From

August 24, 2008

Ireland; Doubts persist at factory in salmonella inquiry

Food safety chiefs believe there may be a second source of the bug

Source of Article:  http://www.timesonline.co.uk/tol/news/world/ireland/article4597270.ece

 

HEALTH authorities are still not satisfied that a production line at Dawn Farm Foods in Kildare, linked to an outbreak of salmonella throughout Europe, is functioning properly.

They also believe there is a second source of the bug, which has left 140 people ill, 10 in Ireland and 70 in England. Last week more cases were found in France and Sweden.

It is thought that the failure of a thermal cooking line in Dawn led to infected bacon, beef and chicken products getting into food products such as Subway sandwiches. The factory is undergoing pharmaceutical cleaning, but tests have to be run to ensure that the thermal line is operating properly before it is re-opened.

“Whether it was a one-off failure and they managed to contaminate the clean side of this factory with this bug, or whether there were intermittent failures, it’s difficult to tell,” said Alan Reilly, deputy chief executive of the Food Safety Authority of Ireland (FSAI).

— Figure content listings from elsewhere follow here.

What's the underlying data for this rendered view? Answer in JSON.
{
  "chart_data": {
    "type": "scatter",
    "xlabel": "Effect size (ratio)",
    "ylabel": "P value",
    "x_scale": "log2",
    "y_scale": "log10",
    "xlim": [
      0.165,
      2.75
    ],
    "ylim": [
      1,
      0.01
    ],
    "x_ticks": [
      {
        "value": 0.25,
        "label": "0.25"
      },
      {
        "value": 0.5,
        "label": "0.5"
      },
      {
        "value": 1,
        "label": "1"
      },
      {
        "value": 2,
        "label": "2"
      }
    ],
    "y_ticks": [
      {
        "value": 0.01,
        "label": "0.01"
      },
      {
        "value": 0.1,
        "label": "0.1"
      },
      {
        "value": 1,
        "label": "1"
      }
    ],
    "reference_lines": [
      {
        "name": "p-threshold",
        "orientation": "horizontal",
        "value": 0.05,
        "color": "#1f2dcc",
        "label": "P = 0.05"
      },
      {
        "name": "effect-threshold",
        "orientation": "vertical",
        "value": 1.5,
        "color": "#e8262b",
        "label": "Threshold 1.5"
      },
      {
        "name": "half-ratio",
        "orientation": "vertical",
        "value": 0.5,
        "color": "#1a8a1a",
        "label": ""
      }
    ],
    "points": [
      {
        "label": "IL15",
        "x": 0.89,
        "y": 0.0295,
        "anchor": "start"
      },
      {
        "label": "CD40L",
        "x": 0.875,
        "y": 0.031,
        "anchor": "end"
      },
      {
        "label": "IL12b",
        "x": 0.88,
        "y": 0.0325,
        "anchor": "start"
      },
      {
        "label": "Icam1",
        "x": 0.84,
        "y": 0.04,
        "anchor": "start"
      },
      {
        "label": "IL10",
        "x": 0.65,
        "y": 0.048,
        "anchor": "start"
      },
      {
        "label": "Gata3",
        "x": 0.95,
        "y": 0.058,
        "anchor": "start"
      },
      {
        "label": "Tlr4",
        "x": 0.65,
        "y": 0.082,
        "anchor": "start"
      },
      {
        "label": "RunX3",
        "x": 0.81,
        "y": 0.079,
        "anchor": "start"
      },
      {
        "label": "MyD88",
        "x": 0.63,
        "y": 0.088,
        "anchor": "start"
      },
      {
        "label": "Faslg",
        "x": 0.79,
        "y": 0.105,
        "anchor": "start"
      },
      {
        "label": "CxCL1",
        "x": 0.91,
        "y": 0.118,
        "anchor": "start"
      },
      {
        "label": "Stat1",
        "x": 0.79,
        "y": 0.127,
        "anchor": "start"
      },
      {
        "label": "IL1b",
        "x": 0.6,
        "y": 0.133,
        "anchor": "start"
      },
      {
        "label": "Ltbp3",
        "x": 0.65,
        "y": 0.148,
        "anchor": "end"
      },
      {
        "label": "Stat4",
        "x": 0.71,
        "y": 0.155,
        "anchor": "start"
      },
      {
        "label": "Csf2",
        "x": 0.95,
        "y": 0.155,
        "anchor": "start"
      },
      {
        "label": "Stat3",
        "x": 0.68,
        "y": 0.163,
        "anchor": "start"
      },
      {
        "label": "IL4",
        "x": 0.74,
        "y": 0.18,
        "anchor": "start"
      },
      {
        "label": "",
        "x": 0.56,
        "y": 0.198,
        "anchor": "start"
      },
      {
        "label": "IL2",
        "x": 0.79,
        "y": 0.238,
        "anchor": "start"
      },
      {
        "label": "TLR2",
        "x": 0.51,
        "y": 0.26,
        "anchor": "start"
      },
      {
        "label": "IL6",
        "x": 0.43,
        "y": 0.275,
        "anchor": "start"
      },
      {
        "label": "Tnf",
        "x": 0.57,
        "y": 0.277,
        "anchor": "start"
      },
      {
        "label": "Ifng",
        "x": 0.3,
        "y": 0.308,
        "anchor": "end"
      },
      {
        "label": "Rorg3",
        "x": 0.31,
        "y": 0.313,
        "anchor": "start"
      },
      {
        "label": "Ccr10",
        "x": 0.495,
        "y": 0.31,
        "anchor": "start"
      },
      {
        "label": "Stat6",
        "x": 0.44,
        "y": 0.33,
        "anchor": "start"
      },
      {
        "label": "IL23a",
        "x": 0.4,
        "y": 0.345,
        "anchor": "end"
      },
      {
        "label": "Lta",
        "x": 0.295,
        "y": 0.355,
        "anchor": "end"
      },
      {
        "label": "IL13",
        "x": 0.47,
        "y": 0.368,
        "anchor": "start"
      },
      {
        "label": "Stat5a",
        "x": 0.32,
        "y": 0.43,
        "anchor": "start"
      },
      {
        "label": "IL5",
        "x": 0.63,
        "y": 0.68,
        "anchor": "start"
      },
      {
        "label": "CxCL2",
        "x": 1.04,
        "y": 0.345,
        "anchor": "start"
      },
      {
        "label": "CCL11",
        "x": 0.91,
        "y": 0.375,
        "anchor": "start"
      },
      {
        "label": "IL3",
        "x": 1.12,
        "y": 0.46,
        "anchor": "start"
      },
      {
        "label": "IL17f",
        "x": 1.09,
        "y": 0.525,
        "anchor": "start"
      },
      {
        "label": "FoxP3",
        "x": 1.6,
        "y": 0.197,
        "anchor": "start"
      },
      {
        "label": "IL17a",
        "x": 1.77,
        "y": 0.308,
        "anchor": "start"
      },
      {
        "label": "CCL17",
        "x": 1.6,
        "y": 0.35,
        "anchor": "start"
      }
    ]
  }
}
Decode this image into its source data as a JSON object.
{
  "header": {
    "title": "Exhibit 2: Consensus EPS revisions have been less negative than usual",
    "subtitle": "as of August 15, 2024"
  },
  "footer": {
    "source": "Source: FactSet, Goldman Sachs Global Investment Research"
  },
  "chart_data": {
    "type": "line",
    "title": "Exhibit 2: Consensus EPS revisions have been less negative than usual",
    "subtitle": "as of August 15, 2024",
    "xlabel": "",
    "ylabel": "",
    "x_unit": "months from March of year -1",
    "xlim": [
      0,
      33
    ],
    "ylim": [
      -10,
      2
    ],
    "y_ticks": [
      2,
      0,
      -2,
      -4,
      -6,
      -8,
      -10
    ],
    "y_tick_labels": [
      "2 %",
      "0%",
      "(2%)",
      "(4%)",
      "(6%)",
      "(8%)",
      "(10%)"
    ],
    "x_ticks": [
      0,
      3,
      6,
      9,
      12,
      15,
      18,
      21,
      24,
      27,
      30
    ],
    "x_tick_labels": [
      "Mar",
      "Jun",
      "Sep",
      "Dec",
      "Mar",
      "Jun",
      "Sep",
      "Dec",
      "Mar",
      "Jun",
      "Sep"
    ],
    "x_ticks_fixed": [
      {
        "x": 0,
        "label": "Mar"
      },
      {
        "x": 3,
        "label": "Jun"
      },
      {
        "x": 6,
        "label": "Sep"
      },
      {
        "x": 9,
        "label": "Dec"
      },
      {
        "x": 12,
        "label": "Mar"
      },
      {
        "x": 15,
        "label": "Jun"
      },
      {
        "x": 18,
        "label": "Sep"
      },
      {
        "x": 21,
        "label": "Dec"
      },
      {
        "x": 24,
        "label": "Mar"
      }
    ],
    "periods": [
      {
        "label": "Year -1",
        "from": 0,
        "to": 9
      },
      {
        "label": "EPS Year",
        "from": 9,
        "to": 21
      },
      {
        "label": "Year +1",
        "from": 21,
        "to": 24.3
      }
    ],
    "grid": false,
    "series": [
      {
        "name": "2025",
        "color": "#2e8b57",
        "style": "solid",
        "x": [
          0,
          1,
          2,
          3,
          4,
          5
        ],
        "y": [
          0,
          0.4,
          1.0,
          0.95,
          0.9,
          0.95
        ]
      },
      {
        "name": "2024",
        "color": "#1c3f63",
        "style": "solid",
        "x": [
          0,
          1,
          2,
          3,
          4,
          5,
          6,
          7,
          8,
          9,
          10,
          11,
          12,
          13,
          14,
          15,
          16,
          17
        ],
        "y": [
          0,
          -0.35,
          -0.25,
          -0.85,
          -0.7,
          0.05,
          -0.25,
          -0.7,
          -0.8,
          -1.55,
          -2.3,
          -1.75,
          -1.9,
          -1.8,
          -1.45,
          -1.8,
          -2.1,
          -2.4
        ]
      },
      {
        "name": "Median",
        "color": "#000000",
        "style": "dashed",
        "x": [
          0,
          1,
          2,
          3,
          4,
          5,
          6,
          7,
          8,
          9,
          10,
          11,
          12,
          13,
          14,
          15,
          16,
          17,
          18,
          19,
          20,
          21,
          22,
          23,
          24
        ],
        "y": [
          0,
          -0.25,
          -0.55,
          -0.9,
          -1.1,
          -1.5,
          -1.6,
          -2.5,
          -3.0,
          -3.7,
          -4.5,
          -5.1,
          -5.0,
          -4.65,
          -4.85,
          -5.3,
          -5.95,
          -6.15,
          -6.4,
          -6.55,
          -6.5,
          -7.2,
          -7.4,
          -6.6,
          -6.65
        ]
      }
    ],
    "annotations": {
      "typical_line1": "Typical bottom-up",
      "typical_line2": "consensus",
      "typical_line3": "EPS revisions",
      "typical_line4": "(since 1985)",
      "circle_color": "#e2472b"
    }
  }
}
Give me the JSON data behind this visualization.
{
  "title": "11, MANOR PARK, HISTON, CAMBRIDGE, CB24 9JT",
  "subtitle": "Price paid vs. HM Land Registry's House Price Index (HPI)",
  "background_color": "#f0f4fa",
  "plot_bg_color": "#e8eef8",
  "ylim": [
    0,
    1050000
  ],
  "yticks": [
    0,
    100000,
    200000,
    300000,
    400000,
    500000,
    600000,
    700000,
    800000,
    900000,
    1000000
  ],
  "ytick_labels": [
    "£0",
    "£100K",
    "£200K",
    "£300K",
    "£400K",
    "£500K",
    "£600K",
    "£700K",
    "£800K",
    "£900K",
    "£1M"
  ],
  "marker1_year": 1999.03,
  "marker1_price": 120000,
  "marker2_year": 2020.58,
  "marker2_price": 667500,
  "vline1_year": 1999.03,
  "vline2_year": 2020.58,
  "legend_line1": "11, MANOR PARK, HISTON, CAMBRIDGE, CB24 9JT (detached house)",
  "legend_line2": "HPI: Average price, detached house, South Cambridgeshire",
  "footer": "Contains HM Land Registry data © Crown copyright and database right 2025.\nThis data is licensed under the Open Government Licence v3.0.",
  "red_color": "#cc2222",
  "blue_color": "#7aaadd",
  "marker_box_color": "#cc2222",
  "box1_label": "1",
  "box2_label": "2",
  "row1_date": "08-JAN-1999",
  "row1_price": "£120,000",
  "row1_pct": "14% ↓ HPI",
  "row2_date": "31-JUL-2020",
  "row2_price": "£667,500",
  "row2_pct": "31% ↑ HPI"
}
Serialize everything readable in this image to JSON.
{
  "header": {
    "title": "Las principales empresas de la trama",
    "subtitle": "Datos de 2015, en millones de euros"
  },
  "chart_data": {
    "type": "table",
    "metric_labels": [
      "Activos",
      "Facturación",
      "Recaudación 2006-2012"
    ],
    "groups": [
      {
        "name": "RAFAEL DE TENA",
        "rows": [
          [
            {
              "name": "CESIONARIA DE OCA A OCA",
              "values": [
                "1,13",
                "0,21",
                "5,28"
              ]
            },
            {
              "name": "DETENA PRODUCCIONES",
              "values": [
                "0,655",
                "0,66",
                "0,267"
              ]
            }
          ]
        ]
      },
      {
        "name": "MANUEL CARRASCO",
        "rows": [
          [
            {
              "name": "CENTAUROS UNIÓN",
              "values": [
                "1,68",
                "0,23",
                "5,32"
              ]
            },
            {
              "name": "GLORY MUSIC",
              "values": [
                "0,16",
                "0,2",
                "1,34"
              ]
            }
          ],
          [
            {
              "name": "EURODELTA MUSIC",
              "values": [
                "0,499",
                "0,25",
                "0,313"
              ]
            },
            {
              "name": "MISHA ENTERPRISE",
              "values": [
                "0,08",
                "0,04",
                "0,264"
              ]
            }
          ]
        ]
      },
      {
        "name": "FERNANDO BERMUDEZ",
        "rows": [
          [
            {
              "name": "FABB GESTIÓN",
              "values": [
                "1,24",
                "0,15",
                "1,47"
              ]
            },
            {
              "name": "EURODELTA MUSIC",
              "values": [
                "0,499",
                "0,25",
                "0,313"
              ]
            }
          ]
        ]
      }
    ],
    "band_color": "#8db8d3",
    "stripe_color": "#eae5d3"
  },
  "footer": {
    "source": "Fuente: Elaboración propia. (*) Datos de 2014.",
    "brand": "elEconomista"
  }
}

“Both ourselves and the Department of Agriculture would have to be satisfied that the measures Dawn have put in place are adequate to ensure that products coming out of that plant are safe.”

Dawn Foods shut down production on August 15 in order to sterilise the plant and expected this would take a week. “That process is well under way,” Dawn said on Friday.

Not all of the people who became ill ate products linked to Dawn, which has prompted food-safety investigators to search for another source of the Salmonella Agona bug. “We are pulling foods from all over,” said Reilly.

The FSAI has also compared peaks in the numbers of outbreaks to possible failure at the Dawn production line. “It doesn’t really tally,” Reilly said. “Dawn sends food out all over Europe, maybe the equivalent of 24m servings over the last three months, but we have 140 people sick. So there’s a lot of food gone out from that plant that’s fine.”

Almost all the cases discovered in Ireland over the last four years came from chicken, which has prompted investigators to check on farms that supply the meat to Dawn. They are also looking at possible environmental sources. The same salmonella bug was isolated in a river in Scotland, and in animal feed in the UK.

While Salmonella Agona’s symptoms include vomiting, diarrhoea and fever, it is not life-threatening. Serious complications can occur for the young, elderly and pregnant women. The bug is killed by cooking.